No contexto do Covid-19, o método de diagnóstico utilizado para confirmação de infeção de coronavírus é o método de RT-PCR. Este método de biologia molecular permite a deteção de material genético viral, com elevada especificidade em amostras nasofaríngeas colhidas por esfregaço com zaragatoa seca. Contudo, este método de diagnóstico está associado a um elevado número de falsos negativos (muitas vezes associados a colheitas mal realizadas ou ao facto de, no decorrer da infeção, a carga viral poder variar em quantidade e em localização – podendo descer para o trato respiratório inferior).
Para a maioria dos processos infeciosos a serologia é utilizada como meio de diagnóstico – ou seja, estudo do soro sanguíneo para diagnóstico e identificação de anticorpos e antígenos. No entanto, o valor clínico dos achados serológicos vai depender do conhecimento sobre a resposta imune ao microrganismo em causa.
No caso do Covid-19, a resposta imune do organismo humano tem ainda muito por esclarecer e, com o objetivo de diminuir esta falha no conhecimento, Juanjuan Zhao e os seus colegas investigaram a resposta imune ao Covid-19 através da análise das dinâmicas de total número de anticorpos e IgG e IgM específicos produzidos ao longo da infeção.
Os IgM são os primeiros anticorpos a ser produzidos quando há uma infeção, sendo considerados parte da fase aguda da infeção. Os IgG são produzidos mais tarde e são produzidos especificamente para o microrganismo invasor, são ainda capazes de permanecer no sangue, protegendo contra possíveis reinfeções.

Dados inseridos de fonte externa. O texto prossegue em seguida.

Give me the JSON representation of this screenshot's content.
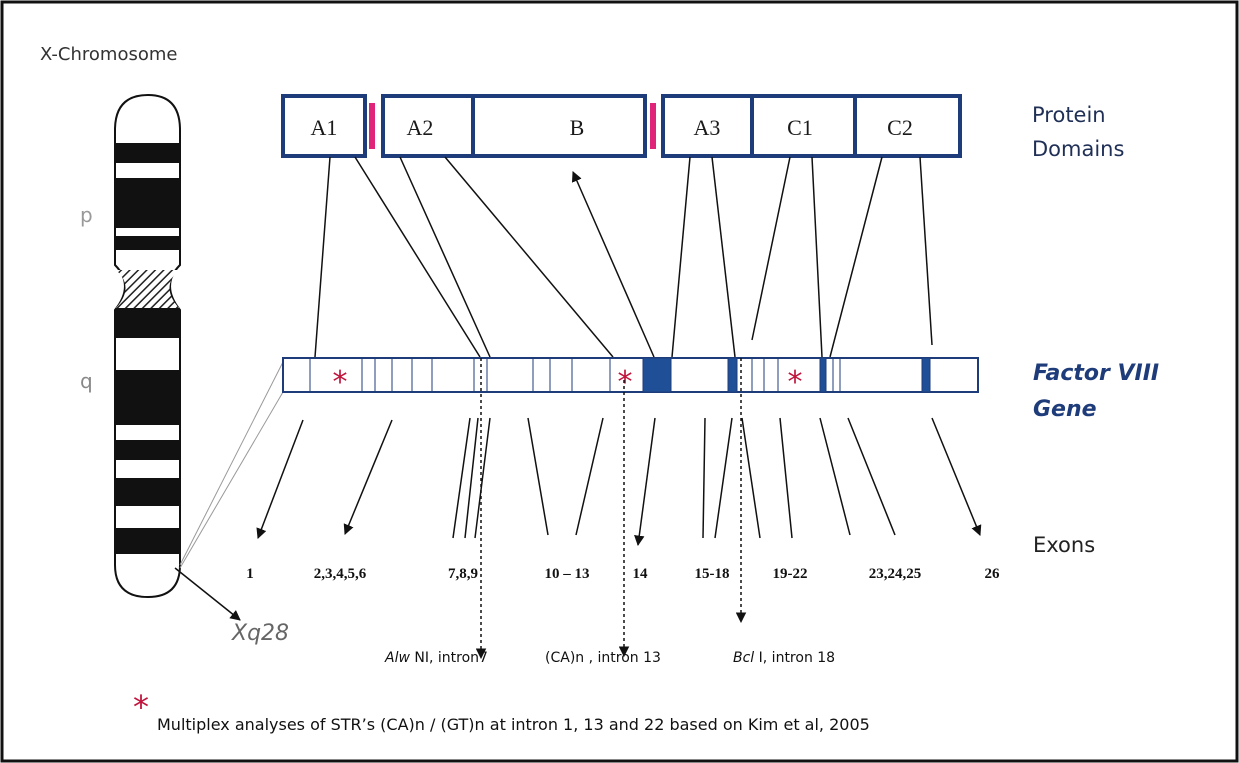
{
  "chromosome": {
    "title": "X-Chromosome",
    "arm_p": "p",
    "arm_q": "q",
    "locus": "Xq28"
  },
  "domains": {
    "label_lines": [
      "Protein",
      "Domains"
    ],
    "items": [
      "A1",
      "A2",
      "B",
      "A3",
      "C1",
      "C2"
    ]
  },
  "gene": {
    "label_lines": [
      "Factor VIII",
      "Gene"
    ],
    "stars": [
      "*",
      "*",
      "*"
    ]
  },
  "exons": {
    "label": "Exons",
    "groups": [
      "1",
      "2,3,4,5,6",
      "7,8,9",
      "10 – 13",
      "14",
      "15-18",
      "19-22",
      "23,24,25",
      "26"
    ]
  },
  "markers": [
    {
      "italic": "Alw",
      "text": " NI, intron7"
    },
    {
      "italic": "",
      "text": "(CA)n , intron 13"
    },
    {
      "italic": "Bcl",
      "text": " I, intron 18"
    }
  ],
  "footnote": {
    "star": "*",
    "text": "Multiplex analyses of STR’s (CA)n / (GT)n at intron 1, 13 and 22 based on Kim et al, 2005"
  }
}
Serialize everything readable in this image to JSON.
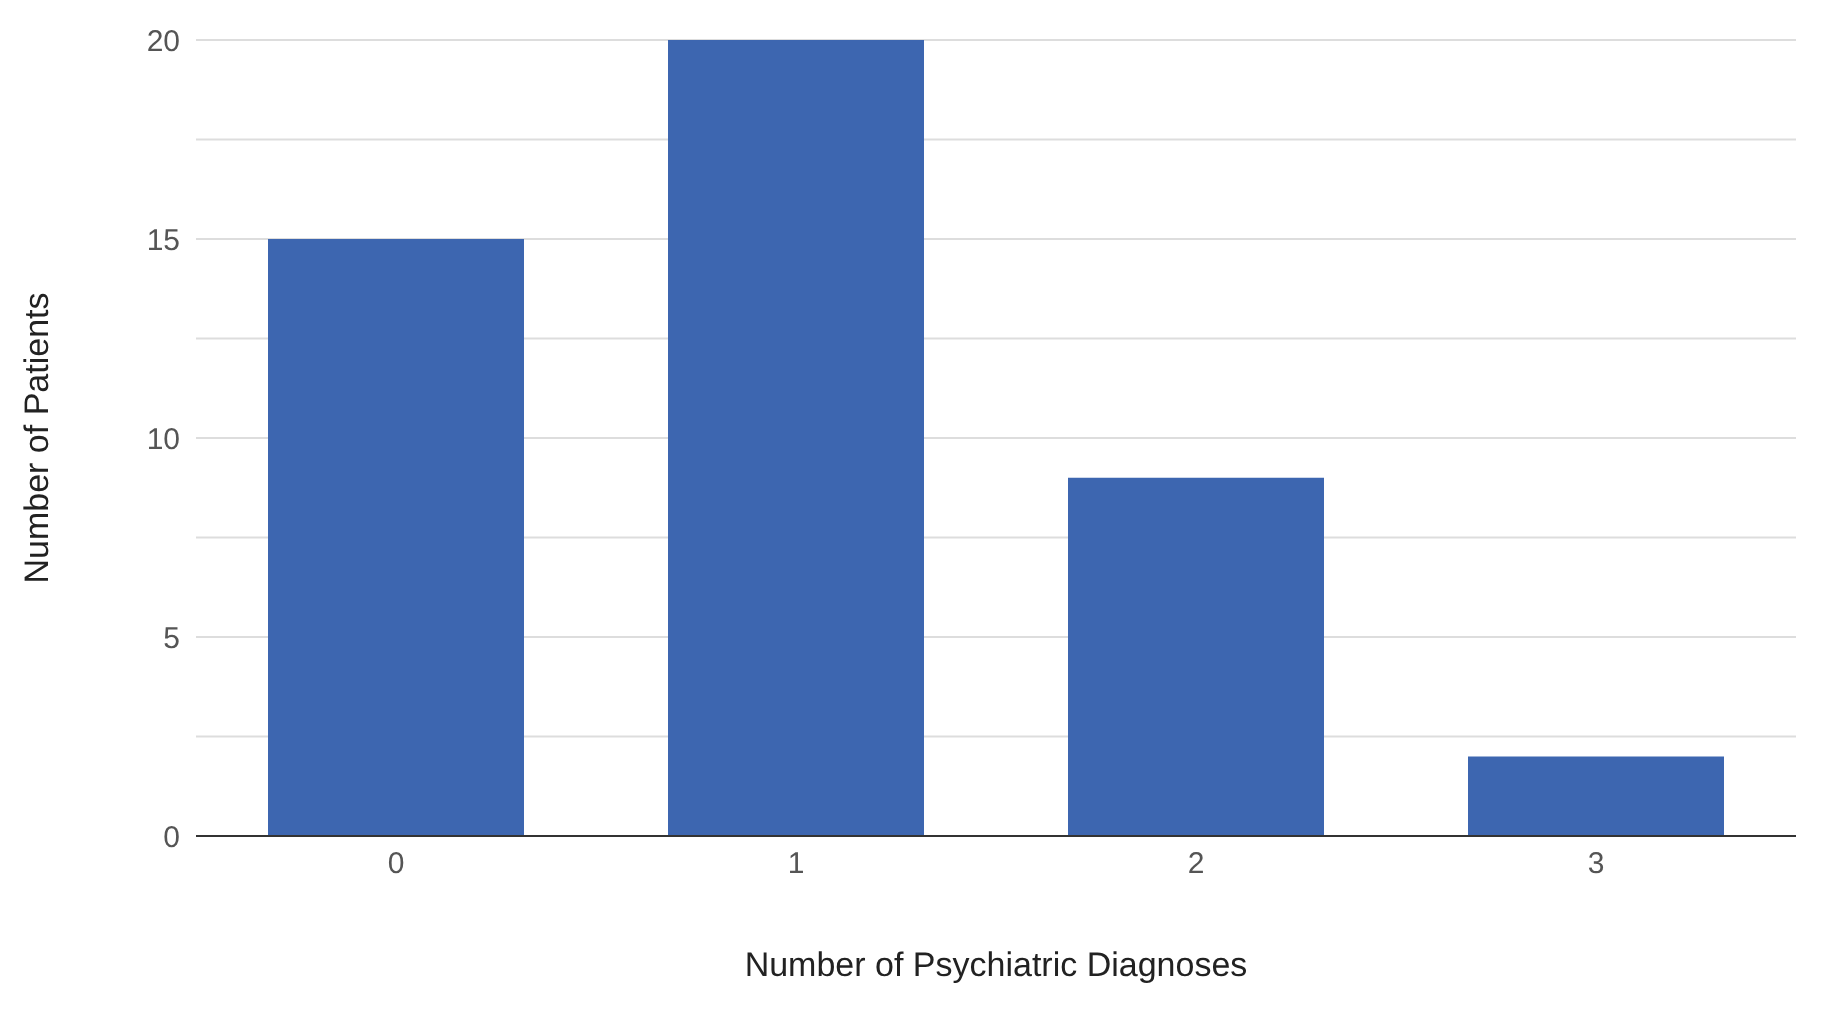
{
  "chart_data": {
    "type": "bar",
    "xlabel": "Number of Psychiatric Diagnoses",
    "ylabel": "Number of Patients",
    "categories": [
      "0",
      "1",
      "2",
      "3"
    ],
    "values": [
      15,
      20,
      9,
      2
    ],
    "color": "#3d66b0",
    "ylim": [
      0,
      20
    ],
    "yticks": [
      0,
      {
        "value": 2.5,
        "label": null
      },
      5,
      {
        "value": 7.5,
        "label": null
      },
      10,
      {
        "value": 12.5,
        "label": null
      },
      15,
      {
        "value": 17.5,
        "label": null
      },
      20
    ],
    "grid": "y"
  }
}
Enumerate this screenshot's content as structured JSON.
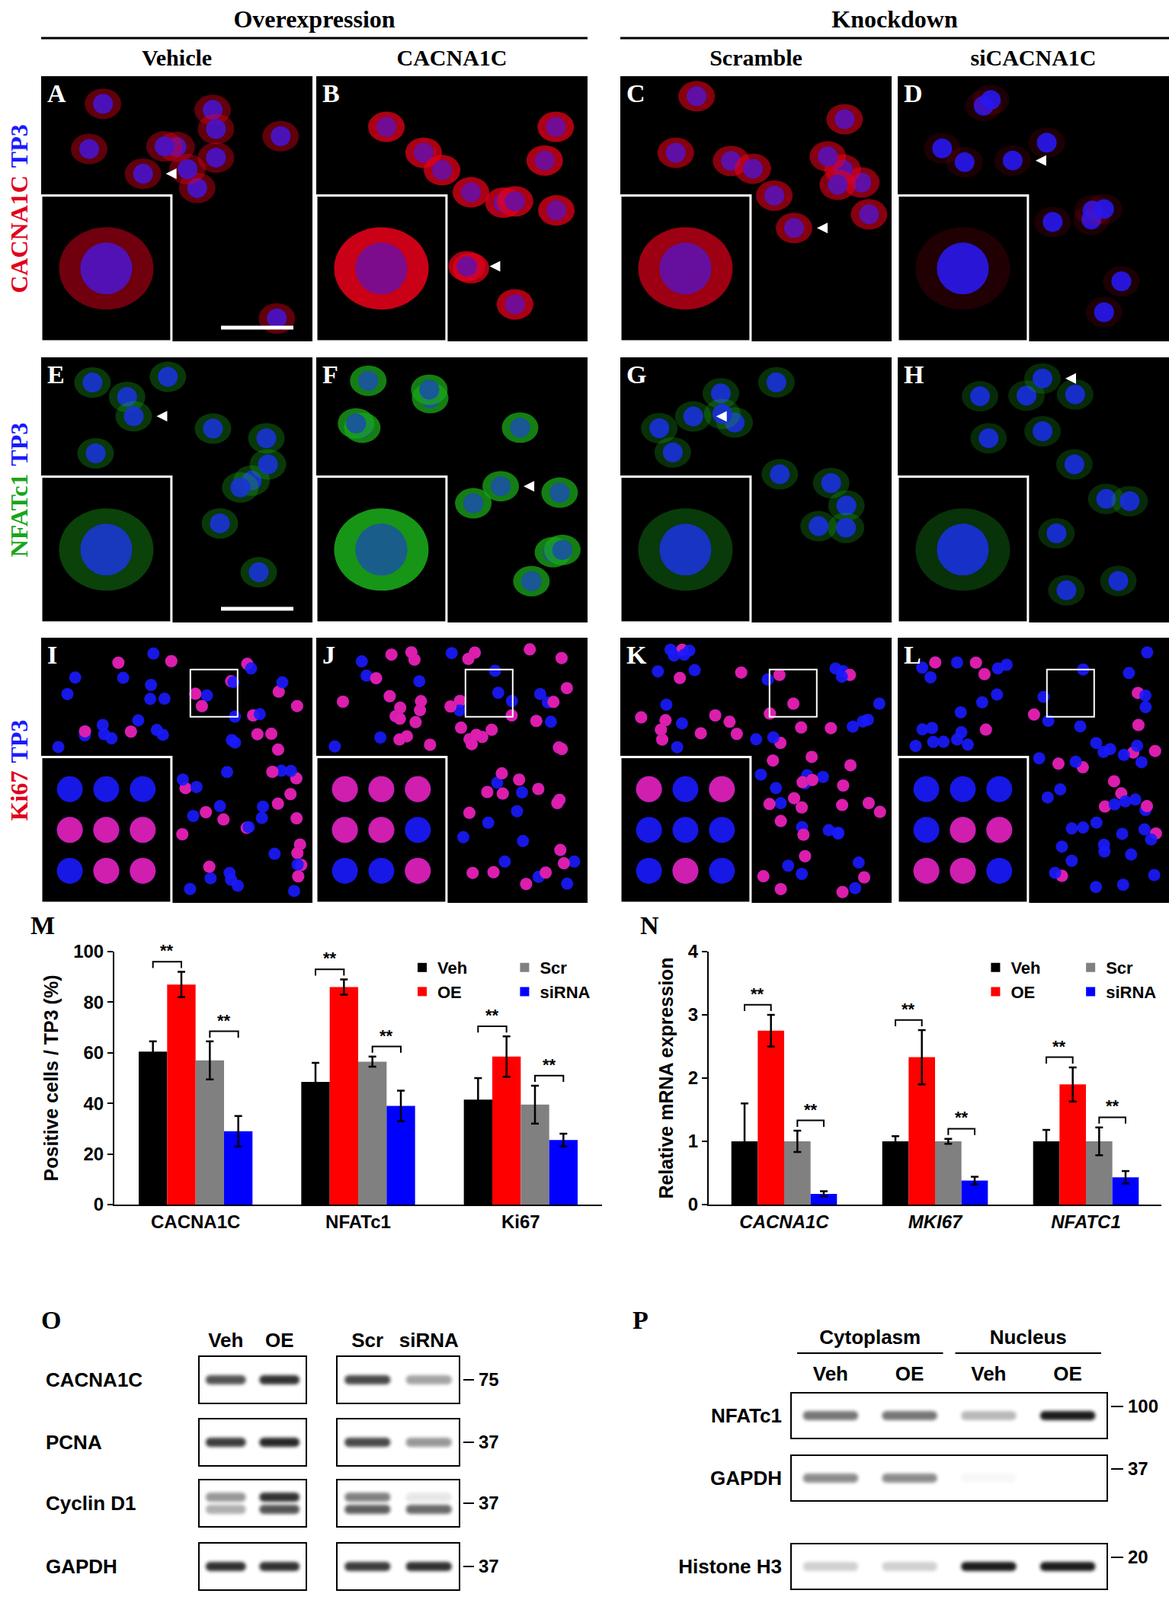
{
  "header": {
    "groups": [
      {
        "text": "Overexpression",
        "columns": [
          "Vehicle",
          "CACNA1C"
        ]
      },
      {
        "text": "Knockdown",
        "columns": [
          "Scramble",
          "siCACNA1C"
        ]
      }
    ]
  },
  "image_rows": [
    {
      "stains": [
        {
          "text": "CACNA1C",
          "color": "#e0001a"
        },
        {
          "text": "TP3",
          "color": "#1a1aff"
        }
      ],
      "panels": [
        {
          "letter": "A",
          "signal": 0.5
        },
        {
          "letter": "B",
          "signal": 0.9
        },
        {
          "letter": "C",
          "signal": 0.7
        },
        {
          "letter": "D",
          "signal": 0.15
        }
      ]
    },
    {
      "stains": [
        {
          "text": "NFATc1",
          "color": "#1aa51a"
        },
        {
          "text": "TP3",
          "color": "#1a1aff"
        }
      ],
      "panels": [
        {
          "letter": "E",
          "signal": 0.4
        },
        {
          "letter": "F",
          "signal": 0.9
        },
        {
          "letter": "G",
          "signal": 0.35
        },
        {
          "letter": "H",
          "signal": 0.3
        }
      ]
    },
    {
      "stains": [
        {
          "text": "Ki67",
          "color": "#e0001a"
        },
        {
          "text": "TP3",
          "color": "#1a1aff"
        }
      ],
      "panels": [
        {
          "letter": "I",
          "signal": 0.45
        },
        {
          "letter": "J",
          "signal": 0.65
        },
        {
          "letter": "K",
          "signal": 0.45
        },
        {
          "letter": "L",
          "signal": 0.25
        }
      ]
    }
  ],
  "chart_data": [
    {
      "panel": "M",
      "type": "bar",
      "categories": [
        "CACNA1C",
        "NFATc1",
        "Ki67"
      ],
      "y_label": "Positive cells / TP3 (%)",
      "ylim": [
        0,
        100
      ],
      "yticks": [
        0,
        20,
        40,
        60,
        80,
        100
      ],
      "legend": "top right",
      "series": [
        {
          "name": "Veh",
          "color": "#000000",
          "values": [
            60.5,
            48.5,
            41.5
          ],
          "errors": [
            4,
            7.5,
            8.5
          ]
        },
        {
          "name": "OE",
          "color": "#ff0000",
          "values": [
            87,
            86,
            58.5
          ],
          "errors": [
            5,
            3,
            8
          ]
        },
        {
          "name": "Scr",
          "color": "#808080",
          "values": [
            57,
            56.5,
            39.5
          ],
          "errors": [
            7.5,
            2,
            7.5
          ]
        },
        {
          "name": "siRNA",
          "color": "#0000ff",
          "values": [
            29,
            39,
            25.5
          ],
          "errors": [
            6,
            6,
            2.5
          ]
        }
      ],
      "annotations": [
        {
          "category": "CACNA1C",
          "pair": [
            "Veh",
            "OE"
          ],
          "text": "**"
        },
        {
          "category": "CACNA1C",
          "pair": [
            "Scr",
            "siRNA"
          ],
          "text": "**"
        },
        {
          "category": "NFATc1",
          "pair": [
            "Veh",
            "OE"
          ],
          "text": "**"
        },
        {
          "category": "NFATc1",
          "pair": [
            "Scr",
            "siRNA"
          ],
          "text": "**"
        },
        {
          "category": "Ki67",
          "pair": [
            "Veh",
            "OE"
          ],
          "text": "**"
        },
        {
          "category": "Ki67",
          "pair": [
            "Scr",
            "siRNA"
          ],
          "text": "**"
        }
      ]
    },
    {
      "panel": "N",
      "type": "bar",
      "categories": [
        "CACNA1C",
        "MKI67",
        "NFATC1"
      ],
      "y_label": "Relative mRNA expression",
      "ylim": [
        0,
        4
      ],
      "yticks": [
        0,
        1,
        2,
        3,
        4
      ],
      "legend": "top right",
      "series": [
        {
          "name": "Veh",
          "color": "#000000",
          "values": [
            1,
            1,
            1
          ],
          "errors": [
            0.6,
            0.08,
            0.18
          ]
        },
        {
          "name": "OE",
          "color": "#ff0000",
          "values": [
            2.75,
            2.33,
            1.9
          ],
          "errors": [
            0.25,
            0.43,
            0.27
          ]
        },
        {
          "name": "Scr",
          "color": "#808080",
          "values": [
            1,
            1,
            1
          ],
          "errors": [
            0.17,
            0.04,
            0.22
          ]
        },
        {
          "name": "siRNA",
          "color": "#0000ff",
          "values": [
            0.17,
            0.38,
            0.43
          ],
          "errors": [
            0.04,
            0.06,
            0.1
          ]
        }
      ],
      "annotations": [
        {
          "category": "CACNA1C",
          "pair": [
            "Veh",
            "OE"
          ],
          "text": "**"
        },
        {
          "category": "CACNA1C",
          "pair": [
            "Scr",
            "siRNA"
          ],
          "text": "**"
        },
        {
          "category": "MKI67",
          "pair": [
            "Veh",
            "OE"
          ],
          "text": "**"
        },
        {
          "category": "MKI67",
          "pair": [
            "Scr",
            "siRNA"
          ],
          "text": "**"
        },
        {
          "category": "NFATC1",
          "pair": [
            "Veh",
            "OE"
          ],
          "text": "**"
        },
        {
          "category": "NFATC1",
          "pair": [
            "Scr",
            "siRNA"
          ],
          "text": "**"
        }
      ]
    }
  ],
  "blots": [
    {
      "panel": "O",
      "rows": [
        "CACNA1C",
        "PCNA",
        "Cyclin D1",
        "GAPDH"
      ],
      "markers": [
        75,
        37,
        37,
        37
      ],
      "groups": [
        {
          "lanes": [
            "Veh",
            "OE"
          ],
          "bands": [
            [
              [
                0.75
              ],
              [
                0.9
              ]
            ],
            [
              [
                0.85
              ],
              [
                0.95
              ]
            ],
            [
              [
                0.45,
                0.35
              ],
              [
                0.9,
                0.75
              ]
            ],
            [
              [
                0.9
              ],
              [
                0.9
              ]
            ]
          ]
        },
        {
          "lanes": [
            "Scr",
            "siRNA"
          ],
          "bands": [
            [
              [
                0.8
              ],
              [
                0.4
              ]
            ],
            [
              [
                0.8
              ],
              [
                0.45
              ]
            ],
            [
              [
                0.55,
                0.7
              ],
              [
                0.1,
                0.65
              ]
            ],
            [
              [
                0.85
              ],
              [
                0.9
              ]
            ]
          ]
        }
      ]
    },
    {
      "panel": "P",
      "rows": [
        "NFATc1",
        "GAPDH",
        "Histone H3"
      ],
      "markers": [
        100,
        37,
        20
      ],
      "groups": [
        {
          "text": "Cytoplasm",
          "lanes": [
            "Veh",
            "OE"
          ]
        },
        {
          "text": "Nucleus",
          "lanes": [
            "Veh",
            "OE"
          ]
        }
      ],
      "bands": [
        [
          0.6,
          0.6,
          0.3,
          1.0
        ],
        [
          0.5,
          0.5,
          0.03,
          0
        ],
        [
          0.2,
          0.2,
          1.0,
          1.0
        ]
      ]
    }
  ]
}
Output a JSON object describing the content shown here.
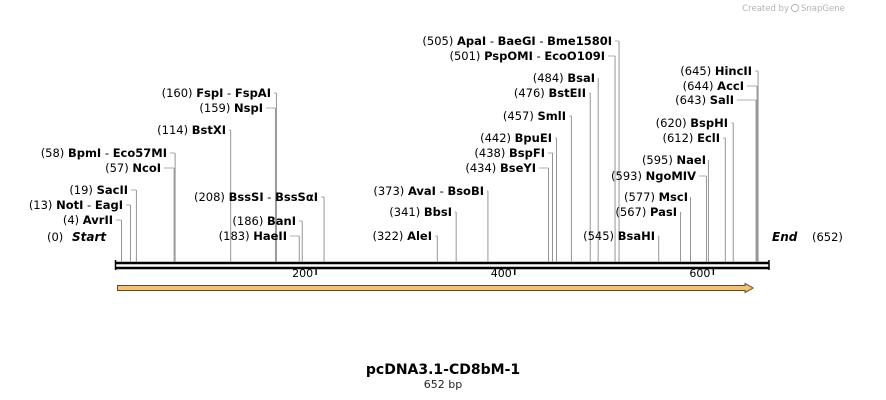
{
  "header": {
    "credit_text": "Created by",
    "brand": "SnapGene"
  },
  "sequence": {
    "name": "pcDNA3.1-CD8bM-1",
    "length_label": "652 bp",
    "length": 652,
    "start_label": "Start",
    "start_pos": "(0)",
    "end_label": "End",
    "end_pos": "(652)"
  },
  "ruler": {
    "ticks": [
      200,
      400,
      600
    ]
  },
  "feature": {
    "start": 0,
    "end": 640,
    "color": "#f2c27a",
    "outline": "#6b4a1a"
  },
  "enzyme_sites": [
    {
      "label_id": "avrii",
      "pos": 4,
      "enzymes": [
        "AvrII"
      ]
    },
    {
      "label_id": "noti",
      "pos": 13,
      "enzymes": [
        "NotI",
        "EagI"
      ]
    },
    {
      "label_id": "sacii",
      "pos": 19,
      "enzymes": [
        "SacII"
      ]
    },
    {
      "label_id": "ncoi",
      "pos": 57,
      "enzymes": [
        "NcoI"
      ]
    },
    {
      "label_id": "bpmi",
      "pos": 58,
      "enzymes": [
        "BpmI",
        "Eco57MI"
      ]
    },
    {
      "label_id": "bstxi",
      "pos": 114,
      "enzymes": [
        "BstXI"
      ]
    },
    {
      "label_id": "nspi",
      "pos": 159,
      "enzymes": [
        "NspI"
      ]
    },
    {
      "label_id": "fspi",
      "pos": 160,
      "enzymes": [
        "FspI",
        "FspAI"
      ]
    },
    {
      "label_id": "haeii",
      "pos": 183,
      "enzymes": [
        "HaeII"
      ]
    },
    {
      "label_id": "bani",
      "pos": 186,
      "enzymes": [
        "BanI"
      ]
    },
    {
      "label_id": "bsssi",
      "pos": 208,
      "enzymes": [
        "BssSI",
        "BssSαI"
      ]
    },
    {
      "label_id": "alei",
      "pos": 322,
      "enzymes": [
        "AleI"
      ]
    },
    {
      "label_id": "bbsi",
      "pos": 341,
      "enzymes": [
        "BbsI"
      ]
    },
    {
      "label_id": "avai",
      "pos": 373,
      "enzymes": [
        "AvaI",
        "BsoBI"
      ]
    },
    {
      "label_id": "bseyi",
      "pos": 434,
      "enzymes": [
        "BseYI"
      ]
    },
    {
      "label_id": "bspfi",
      "pos": 438,
      "enzymes": [
        "BspFI"
      ]
    },
    {
      "label_id": "bpuei",
      "pos": 442,
      "enzymes": [
        "BpuEI"
      ]
    },
    {
      "label_id": "smli",
      "pos": 457,
      "enzymes": [
        "SmlI"
      ]
    },
    {
      "label_id": "bstEII",
      "pos": 476,
      "enzymes": [
        "BstEII"
      ]
    },
    {
      "label_id": "bsai",
      "pos": 484,
      "enzymes": [
        "BsaI"
      ]
    },
    {
      "label_id": "pspomi",
      "pos": 501,
      "enzymes": [
        "PspOMI",
        "EcoO109I"
      ]
    },
    {
      "label_id": "apai",
      "pos": 505,
      "enzymes": [
        "ApaI",
        "BaeGI",
        "Bme1580I"
      ]
    },
    {
      "label_id": "bsahi",
      "pos": 545,
      "enzymes": [
        "BsaHI"
      ]
    },
    {
      "label_id": "pasi",
      "pos": 567,
      "enzymes": [
        "PasI"
      ]
    },
    {
      "label_id": "msci",
      "pos": 577,
      "enzymes": [
        "MscI"
      ]
    },
    {
      "label_id": "ngomiv",
      "pos": 593,
      "enzymes": [
        "NgoMIV"
      ]
    },
    {
      "label_id": "naei",
      "pos": 595,
      "enzymes": [
        "NaeI"
      ]
    },
    {
      "label_id": "ecli",
      "pos": 612,
      "enzymes": [
        "EclI"
      ]
    },
    {
      "label_id": "bsphi",
      "pos": 620,
      "enzymes": [
        "BspHI"
      ]
    },
    {
      "label_id": "sali",
      "pos": 643,
      "enzymes": [
        "SalI"
      ]
    },
    {
      "label_id": "acci",
      "pos": 644,
      "enzymes": [
        "AccI"
      ]
    },
    {
      "label_id": "hincii",
      "pos": 645,
      "enzymes": [
        "HincII"
      ]
    }
  ]
}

No artigo disponibilizado na MedRxiv, a 3 de março de 2020, é reportado como em 161 de 173 pacientes com diagnóstico de Covid-19 se verificou o processo de seroconversão (produção de anticorpos séricos em resposta a um agente infecioso). Esta seroconversão foi sequencial para o total de anticorpos no sangue (11 dias), seguido da produção de IgM (12 dias) e finalmente pela produção IgG (14 dias) específicos para o Covid-19.
A produção de IgG está associada a um estado de imunidade adquirida que pode proteger de uma reinfeção – contudo este assunto não foi discutido no presente artigo devido à impossibilidade de colheita de amostra após fase aguda da doença.
É também demonstrado que ao longo do curso da doença o método de RT-PCR vai perdendo sensibilidade chegando a apenas 45,5% em amostras colhidas a partir de duas semanas após início dos sintomas. Pelo contrário, os testes serológicos demonstraram baixa sensibilidade nos dias iniciais, mas ao longo do curso da doença ganham sensibilidade de 100.0%, 94.3% and 79.8%, para número total de anticorpos, IgM e IgG, respetivamente.
Os autores referem ainda que não foi identificada uma diminuição na carga viral correspondente à seroconversão em todos os pacientes, indicando que a produção de anticorpos pode não ser suficiente para a eliminação do vírus no organismo.
Estas informações levam à conclusão de que o diagnóstico deve ser reforçado por serologia de modo complementar à biologia molecular e ainda que estes testes podem ser usados para compreensão do estado clínico dos pacientes servindo como fator de prognóstico.
Fonte
Zhao, J., Yuan, Q., Wang, H., Liu, W., Liao, X., Su, Y., Wang, X., Yuan, J., Li, T., Li, J., Qian, S., Hong, C., Wang, F., Liu, Y., Wang, Z., He, Q., Li, Z., He, B., Zhang, T., Ge, S., Liu, L., Zhang, J., Xia, N. and Zhang, Z. (2020). Antibody responses to SARS-CoV-2 in patients of novel coronavirus disease 2019.